Aus dem früheren Cheers wird s’Pfiff: In Berching eröffnet eine neue Kneipe

Es rührt sich etwas im Berchinger Nachtleben. Die zuletzt leerstehende Cocktailbar Cheers neben dem Rathaus wird wieder mit Leben gefüllt. Wie lange, ist allerdings noch offen.
„Das steht und fällt damit, wie meine Kneipe angenommen wird“, sagt Markus Meyer, der neben der Stampfermühle nun auch das ehemalige Cheers führt – mit neuem Konzept und unter anderem Namen.
Seine Kneipe s’Pfiff eröffnet Meyer am Donnerstag (9. Januar) um 18 Uhr. Der Name ist angelehnt an die Lieblingsbar des Skifahrers, in der er früher im Winterurlaub unter anderem gerne einen oder mehrere Pfiff (kleines Bier, auch bekannt als Schnitt) getrunken hat.
In Berching schenkt Meyer Schuller-Bier aus. Helles, Weizen und Pils.

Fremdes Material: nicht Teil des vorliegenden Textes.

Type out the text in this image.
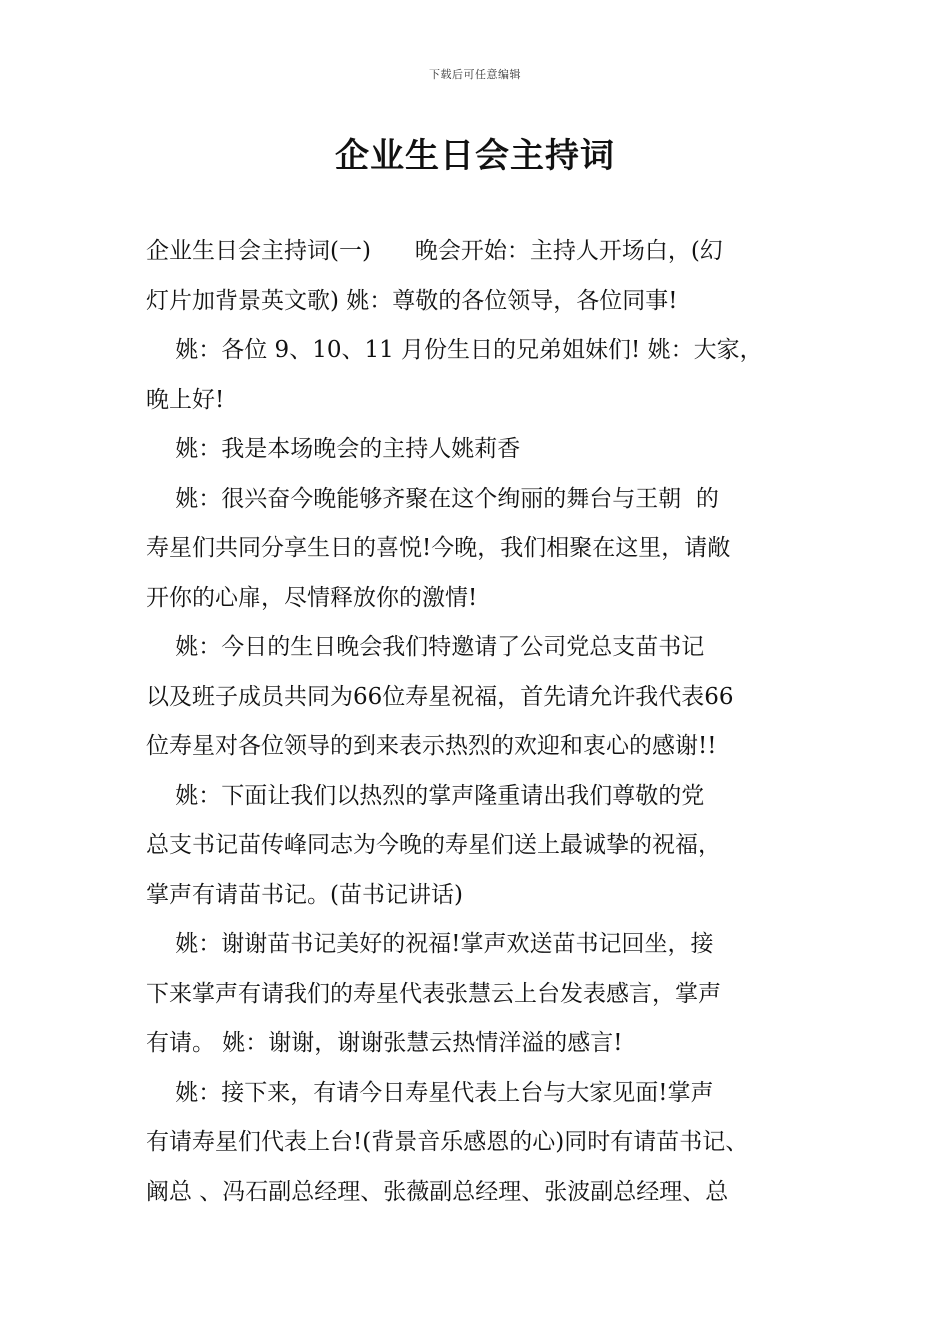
下载后可任意编辑
企业生日会主持词
企业生日会主持词(一)      晚会开始：主持人开场白，(幻
灯片加背景英文歌) 姚：尊敬的各位领导，各位同事!
姚：各位 9、10、11 月份生日的兄弟姐妹们! 姚：大家，
晚上好!
姚：我是本场晚会的主持人姚莉香
姚：很兴奋今晚能够齐聚在这个绚丽的舞台与王朝  的
寿星们共同分享生日的喜悦!今晚，我们相聚在这里，请敞
开你的心扉，尽情释放你的激情!
姚：今日的生日晚会我们特邀请了公司党总支苗书记
以及班子成员共同为66位寿星祝福，首先请允许我代表66
位寿星对各位领导的到来表示热烈的欢迎和衷心的感谢!!
姚：下面让我们以热烈的掌声隆重请出我们尊敬的党
总支书记苗传峰同志为今晚的寿星们送上最诚挚的祝福，
掌声有请苗书记。(苗书记讲话)
姚：谢谢苗书记美好的祝福!掌声欢送苗书记回坐，接
下来掌声有请我们的寿星代表张慧云上台发表感言，掌声
有请。 姚：谢谢，谢谢张慧云热情洋溢的感言!
姚：接下来，有请今日寿星代表上台与大家见面!掌声
有请寿星们代表上台!(背景音乐感恩的心)同时有请苗书记、
阚总 、冯石副总经理、张薇副总经理、张波副总经理、总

Zudem gibt es einfache Schnaps-Mischgetränke, wie zum Beispiel Asbach, Havanna, Bacardi und Jägermeister gemischt mit Cola, Gin Tonic sowie Wodka-Kombinationen (Energy, Orangensaft). „Cocktails wie Piña Colada oder Speisen gibt es bei mir aber nicht“, betont Meyer.
Kneipe s’Pfiff und Cocktailbar Splash sollen sich in Berching ergänzen
Der Berchinger plant, eine bodenständige Kneipe führen. Außerdem wolle er der bestehenden Cocktailbar Splash in Berching keine Konkurrenz machen. Im Gegenteil: „Ich will das Berchinger Nachtleben wieder etwas beleben. Sowohl meine Kneipe als auch das Splash sollen davon profitieren“, skizziert Meyer seine Wunschvorstellung.
Bereits am Rossmarkt, Faschingssonntag und Weihnachtsmarkt versorgte Meyer Gäste mit Getränken. „Und danach haben die früheren Cheers-Stammgäste gesagt, dass ich die Kneipe ganz aufmachen soll“, erzählt der 41-Jährige, der aber zunächst skeptisch war.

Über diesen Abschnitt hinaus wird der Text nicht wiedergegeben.